We don’t know what the questions were, but we know Zacchaeus’ answer. “Look, Lord! Here and now I give half of my possessions to the poor, and if I have cheated anybody out of anything, I will pay back four times the amount.”

“Here and now” — Zacchaeus isn’t waiting, he’s acting. “Here,” in his own home. “Now,” while the crowd is still peering in the windows. Not later, not tomorrow, not after he calculates what he can afford to give. “Here and now, I give half my possessions to the poor.” But wait, there’s more — “…and if I have cheated anybody out of anything, I will pay back four times the amount.” If? Of course he’s cheated people. Of course he’s overcollected. Everybody knows that, even Zacchaeus. It’s the way the system works. It’s expected, anticipated, complained about, but ultimately complied with. So, there really is no uncertainty in Zacchaeus “if.” This is Zacchaeus’ way of saying, in a very eastern manner, “Okay, I’ve cheated a lot of you, but today I’m going to make it right.”
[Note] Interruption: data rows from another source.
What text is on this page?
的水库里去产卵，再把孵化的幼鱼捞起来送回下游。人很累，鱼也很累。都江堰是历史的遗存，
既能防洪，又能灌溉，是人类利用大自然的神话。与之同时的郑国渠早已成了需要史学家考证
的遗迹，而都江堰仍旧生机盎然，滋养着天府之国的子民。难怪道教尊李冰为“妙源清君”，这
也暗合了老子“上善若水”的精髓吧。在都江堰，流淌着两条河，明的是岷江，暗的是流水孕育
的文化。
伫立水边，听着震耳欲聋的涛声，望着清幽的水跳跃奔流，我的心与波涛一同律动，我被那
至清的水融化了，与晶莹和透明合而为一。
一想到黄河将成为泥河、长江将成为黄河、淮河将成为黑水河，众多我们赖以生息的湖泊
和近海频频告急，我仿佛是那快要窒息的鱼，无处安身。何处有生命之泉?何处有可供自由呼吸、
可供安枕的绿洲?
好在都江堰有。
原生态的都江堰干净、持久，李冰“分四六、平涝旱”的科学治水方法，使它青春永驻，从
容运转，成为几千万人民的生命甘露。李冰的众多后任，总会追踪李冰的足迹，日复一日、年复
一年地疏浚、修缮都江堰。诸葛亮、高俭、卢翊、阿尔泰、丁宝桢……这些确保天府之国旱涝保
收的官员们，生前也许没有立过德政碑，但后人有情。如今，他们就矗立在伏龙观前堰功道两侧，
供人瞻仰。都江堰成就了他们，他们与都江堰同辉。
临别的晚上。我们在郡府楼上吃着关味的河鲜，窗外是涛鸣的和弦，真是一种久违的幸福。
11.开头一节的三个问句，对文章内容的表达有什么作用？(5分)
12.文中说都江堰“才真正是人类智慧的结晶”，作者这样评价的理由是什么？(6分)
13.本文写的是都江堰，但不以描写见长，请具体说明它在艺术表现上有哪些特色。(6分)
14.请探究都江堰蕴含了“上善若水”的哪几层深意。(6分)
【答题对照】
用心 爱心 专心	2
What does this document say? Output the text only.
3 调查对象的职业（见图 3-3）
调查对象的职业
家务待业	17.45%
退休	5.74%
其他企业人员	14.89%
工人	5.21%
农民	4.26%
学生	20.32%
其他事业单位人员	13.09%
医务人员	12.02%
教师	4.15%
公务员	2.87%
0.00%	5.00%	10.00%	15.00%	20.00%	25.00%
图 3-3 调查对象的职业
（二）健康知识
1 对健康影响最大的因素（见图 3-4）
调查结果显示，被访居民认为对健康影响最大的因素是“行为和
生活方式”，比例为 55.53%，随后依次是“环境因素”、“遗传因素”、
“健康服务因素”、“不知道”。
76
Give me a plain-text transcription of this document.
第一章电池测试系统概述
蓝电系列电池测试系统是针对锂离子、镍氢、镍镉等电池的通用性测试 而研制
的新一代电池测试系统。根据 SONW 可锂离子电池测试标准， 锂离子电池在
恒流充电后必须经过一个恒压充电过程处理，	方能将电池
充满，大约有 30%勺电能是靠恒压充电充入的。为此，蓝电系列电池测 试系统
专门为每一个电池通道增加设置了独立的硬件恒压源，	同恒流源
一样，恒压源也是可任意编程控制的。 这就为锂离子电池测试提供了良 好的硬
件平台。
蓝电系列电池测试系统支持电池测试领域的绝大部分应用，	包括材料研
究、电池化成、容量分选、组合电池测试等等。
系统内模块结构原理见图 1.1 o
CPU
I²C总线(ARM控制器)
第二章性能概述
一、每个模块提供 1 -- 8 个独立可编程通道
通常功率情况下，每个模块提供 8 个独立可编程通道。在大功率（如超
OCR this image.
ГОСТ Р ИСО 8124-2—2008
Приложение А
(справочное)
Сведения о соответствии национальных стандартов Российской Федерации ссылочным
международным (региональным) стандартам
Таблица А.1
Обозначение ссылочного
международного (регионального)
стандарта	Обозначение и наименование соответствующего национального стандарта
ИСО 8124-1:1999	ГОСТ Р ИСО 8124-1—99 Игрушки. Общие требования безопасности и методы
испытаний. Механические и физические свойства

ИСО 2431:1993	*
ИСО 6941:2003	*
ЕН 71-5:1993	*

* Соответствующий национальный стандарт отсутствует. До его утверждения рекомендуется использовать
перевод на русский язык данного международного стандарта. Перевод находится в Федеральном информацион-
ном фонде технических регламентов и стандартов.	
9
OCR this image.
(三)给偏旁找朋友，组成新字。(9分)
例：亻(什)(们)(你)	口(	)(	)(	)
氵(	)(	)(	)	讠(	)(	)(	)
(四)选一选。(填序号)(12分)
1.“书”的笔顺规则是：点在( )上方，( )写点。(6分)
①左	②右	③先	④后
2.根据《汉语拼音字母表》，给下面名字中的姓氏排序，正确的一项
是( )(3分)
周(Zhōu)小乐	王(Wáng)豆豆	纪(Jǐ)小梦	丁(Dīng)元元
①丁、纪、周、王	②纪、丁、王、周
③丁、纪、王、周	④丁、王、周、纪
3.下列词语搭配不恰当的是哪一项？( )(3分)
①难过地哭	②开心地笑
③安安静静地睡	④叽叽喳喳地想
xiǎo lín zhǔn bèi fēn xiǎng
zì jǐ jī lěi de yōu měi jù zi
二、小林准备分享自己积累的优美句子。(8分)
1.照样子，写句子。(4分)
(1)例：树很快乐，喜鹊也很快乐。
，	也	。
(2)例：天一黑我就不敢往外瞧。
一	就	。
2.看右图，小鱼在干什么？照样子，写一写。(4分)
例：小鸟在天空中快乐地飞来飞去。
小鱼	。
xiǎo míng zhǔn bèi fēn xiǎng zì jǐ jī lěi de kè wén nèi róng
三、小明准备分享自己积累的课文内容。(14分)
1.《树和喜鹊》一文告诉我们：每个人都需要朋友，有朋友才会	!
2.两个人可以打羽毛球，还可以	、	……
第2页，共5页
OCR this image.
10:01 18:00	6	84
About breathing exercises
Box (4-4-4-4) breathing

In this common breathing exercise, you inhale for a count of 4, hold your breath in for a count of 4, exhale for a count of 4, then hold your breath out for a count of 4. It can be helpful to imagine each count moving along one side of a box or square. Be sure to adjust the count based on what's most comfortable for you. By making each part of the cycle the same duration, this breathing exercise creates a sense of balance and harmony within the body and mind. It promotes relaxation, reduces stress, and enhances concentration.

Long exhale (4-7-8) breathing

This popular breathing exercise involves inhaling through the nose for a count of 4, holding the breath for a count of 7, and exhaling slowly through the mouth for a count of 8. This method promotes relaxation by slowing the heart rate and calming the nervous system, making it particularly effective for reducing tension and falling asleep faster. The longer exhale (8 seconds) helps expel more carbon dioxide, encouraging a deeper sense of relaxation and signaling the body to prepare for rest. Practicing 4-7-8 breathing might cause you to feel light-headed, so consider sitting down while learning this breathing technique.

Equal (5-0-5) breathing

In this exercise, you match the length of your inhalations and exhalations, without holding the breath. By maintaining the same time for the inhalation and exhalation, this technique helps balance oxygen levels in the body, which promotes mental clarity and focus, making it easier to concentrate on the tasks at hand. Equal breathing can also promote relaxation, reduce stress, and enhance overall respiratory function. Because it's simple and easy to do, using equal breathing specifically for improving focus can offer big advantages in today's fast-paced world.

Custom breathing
And there it is — real repentance — a turning around, a change of direction, an embrace of the kingdom of heaven here. Zacchaeus is caring for the poor. Jesus said when you do that — feed the hungry, clothe the naked, visit the sick and imprisoned — you do it to Him. It’s the new kingdom ethic, the new way to live life. And, the rest of it is — Turn the other cheek, treat others as you want to be treated, love your neighbor as yourself — all of those things that perhaps Jesus and Zacchaeus had a chance to talk about over dinner.

Entering the Kingdom

And so after Zacchaeus publicly repents — because repentance is the first step in embracing the kingdom — Jesus says, “Today salvation has come to this house, because this man, too, is a son of Abraham. 10 For the Son of Man came to seek and to save what was lost.”

Salvation has come to this house — this house owned and occupied by a sinner — because Zacchaeus is a son of Abraham, too. And what makes him a son of Abraham? Not just his birth, although that is the physical reason Zacchaeus is a son of Abraham. No, it’s his rebirth. It’s Zacchaeus willingness, like Abraham, to follow God into a new kingdom. A land, like Abraham, that he’s never seen. A kingdom that is not like this world, but for now is in this world. Salvation came to Zacchaeus’ house because it is now an outpost of the kingdom of heaven, managed by kingdom ethics, and one more piece of the puzzle where God is making all things new.

What happens when Jesus invites himself to dinner at your house? You get the opportunity to repent, to turn around, to embrace the kingdom, to become a son or daughter of Abraham. Because Jesus came to seek and to save those who are lost.

Jesus Has Invited Himself to This Dinner Table

Today we gather around the table to which Jesus invited himself 2,000 years ago. It is the table of fellowship. And if there were crowds looking in these windows today, as surely they must have looked into Zacchaeus’ windows with great curiosity, the people in the crowd would say, “Jesus is sitting at the table with sinners.” For we are all sinners, lost like Zacchaeus in a world that is the polar-opposite of the kingdom of God.

But as we come to this table today, we can say with Zacchaeus — “Here, now I’m turning around.” “Here, now I embrace the kingdom of heaven and will feed the hungry, clothe the naked, visit the sick, minister to the prisoners, treat others as I want to be treated, turn the other cheek, love my neighbor as myself.” All part of loving God and loving each other. All part of the kingdom of God. Here. Now. In this moment.

And we will hear Jesus say, “Today, salvation has come to this house for these are children of Abraham, too!”